International career
- 1979: Argentina / 4 / (0)

Managerial career
- 2007: Vélez Sársfield (interim)
- 2008: Vélez Sársfield (interim)

= Pedro Larraquy =

Argentine footballer

Pedro Omar Larraquy (born 13 June 1956 in Buenos Aires) is an Argentine former footballer who played as a defender or midfielder. He spent the majority of his playing career at Vélez Sársfield, where he set a record number of appearances with 455. In December 2008, he became interim manager of Vélez Sársfield to replace Hugo Tocalli.

Larraquy started his professional career in 1975, with Velez Sarsfield. He played as a defender at first but in later years he was converted into a midfield player.

In 1979, the club reached the final of the Metropolitano championship only to lose to River Plate. On the strength of his performances Larraquy was selected to represent the Argentina national football team at the 1979 Copa América.

In 1980, Larraquy suffered a serious injury that prevented him from playing in the Copa Libertadores. In 1981, he enjoyed one of the highlights of his career, scoring 4 goals in a 5–0 win over Gimnasia y Tiro de Salta.

In 1985, Vélez Sarsfield reached the final of the Nacional championship only to lose this time to Argentinos Juniors.
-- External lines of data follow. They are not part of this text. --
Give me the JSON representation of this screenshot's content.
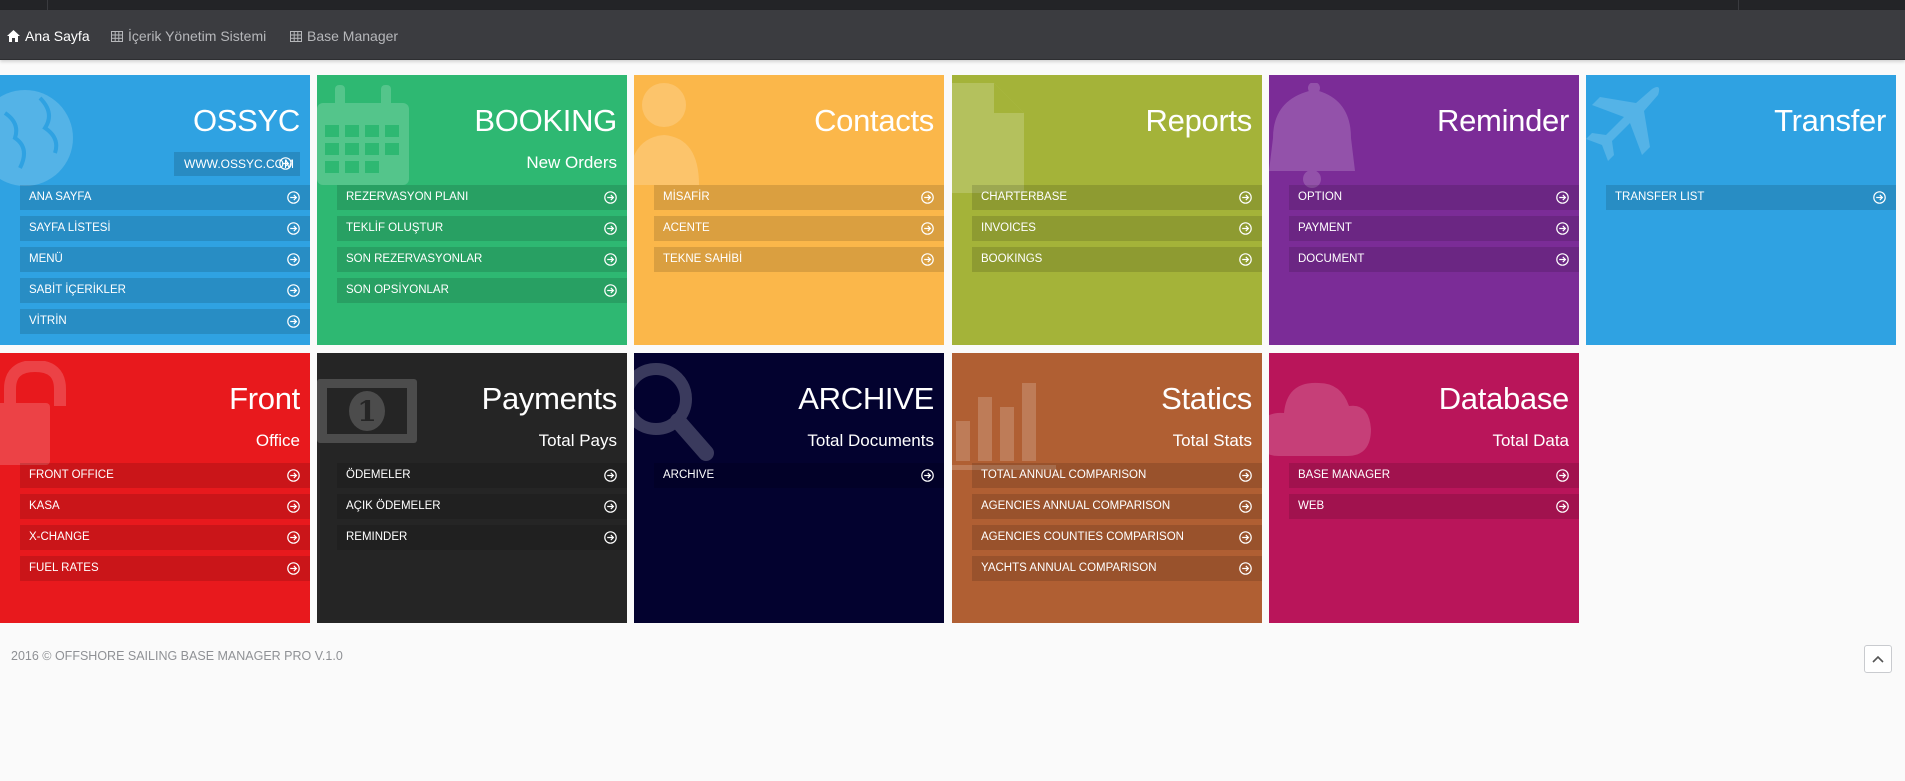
{
  "nav": {
    "items": [
      {
        "label": "Ana Sayfa",
        "icon": "home-icon",
        "active": true
      },
      {
        "label": "İçerik Yönetim Sistemi",
        "icon": "table-icon",
        "active": false
      },
      {
        "label": "Base Manager",
        "icon": "table-icon",
        "active": false
      }
    ]
  },
  "tiles": [
    {
      "id": "ossyc",
      "color": "#2fa2e2",
      "title": "OSSYC",
      "chip": "WWW.OSSYC.COM",
      "icon": "globe-icon",
      "items": [
        "ANA SAYFA",
        "SAYFA LİSTESİ",
        "MENÜ",
        "SABİT İÇERİKLER",
        "VİTRİN"
      ]
    },
    {
      "id": "booking",
      "color": "#2eb872",
      "title": "BOOKING",
      "subtitle": "New Orders",
      "icon": "calendar-icon",
      "items": [
        "REZERVASYON PLANI",
        "TEKLİF OLUŞTUR",
        "SON REZERVASYONLAR",
        "SON OPSİYONLAR"
      ]
    },
    {
      "id": "contacts",
      "color": "#fbb74a",
      "title": "Contacts",
      "icon": "user-icon",
      "items": [
        "MİSAFİR",
        "ACENTE",
        "TEKNE SAHİBİ"
      ]
    },
    {
      "id": "reports",
      "color": "#a4b339",
      "title": "Reports",
      "icon": "file-icon",
      "items": [
        "CHARTERBASE",
        "INVOICES",
        "BOOKINGS"
      ]
    },
    {
      "id": "reminder",
      "color": "#7b2c97",
      "title": "Reminder",
      "icon": "bell-icon",
      "items": [
        "OPTION",
        "PAYMENT",
        "DOCUMENT"
      ]
    },
    {
      "id": "transfer",
      "color": "#2fa2e2",
      "title": "Transfer",
      "icon": "plane-icon",
      "items": [
        "TRANSFER LIST"
      ]
    },
    {
      "id": "front",
      "color": "#e8191d",
      "title": "Front",
      "subtitle": "Office",
      "icon": "lock-icon",
      "items": [
        "FRONT OFFICE",
        "KASA",
        "X-CHANGE",
        "FUEL RATES"
      ]
    },
    {
      "id": "payments",
      "color": "#252525",
      "title": "Payments",
      "subtitle": "Total Pays",
      "icon": "money-icon",
      "items": [
        "ÖDEMELER",
        "AÇIK ÖDEMELER",
        "REMINDER"
      ]
    },
    {
      "id": "archive",
      "color": "#03022f",
      "title": "ARCHIVE",
      "subtitle": "Total Documents",
      "icon": "search-icon",
      "items": [
        "ARCHIVE"
      ]
    },
    {
      "id": "statics",
      "color": "#b05f33",
      "title": "Statics",
      "subtitle": "Total Stats",
      "icon": "bar-chart-icon",
      "items": [
        "TOTAL ANNUAL COMPARISON",
        "AGENCIES ANNUAL COMPARISON",
        "AGENCIES COUNTIES COMPARISON",
        "YACHTS ANNUAL COMPARISON"
      ]
    },
    {
      "id": "database",
      "color": "#b9155a",
      "title": "Database",
      "subtitle": "Total Data",
      "icon": "cloud-icon",
      "items": [
        "BASE MANAGER",
        "WEB"
      ]
    }
  ],
  "footer": {
    "text": "2016 © OFFSHORE SAILING BASE MANAGER PRO V.1.0"
  },
  "scroll_top": {
    "icon": "chevron-up-icon"
  }
}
Larraquy left Velez in 1987, having played 455 games for the club, and scored 82 goals. His goals tally leaves him in 5th place in the club's all-time scorers list.
Between 1987 and 1988 Larraquy played for San Lorenzo de Almagro, he retired in 1988.

Larraquy went on to earn his coaching licence and currently works as the youth team co-ordinator at Velez.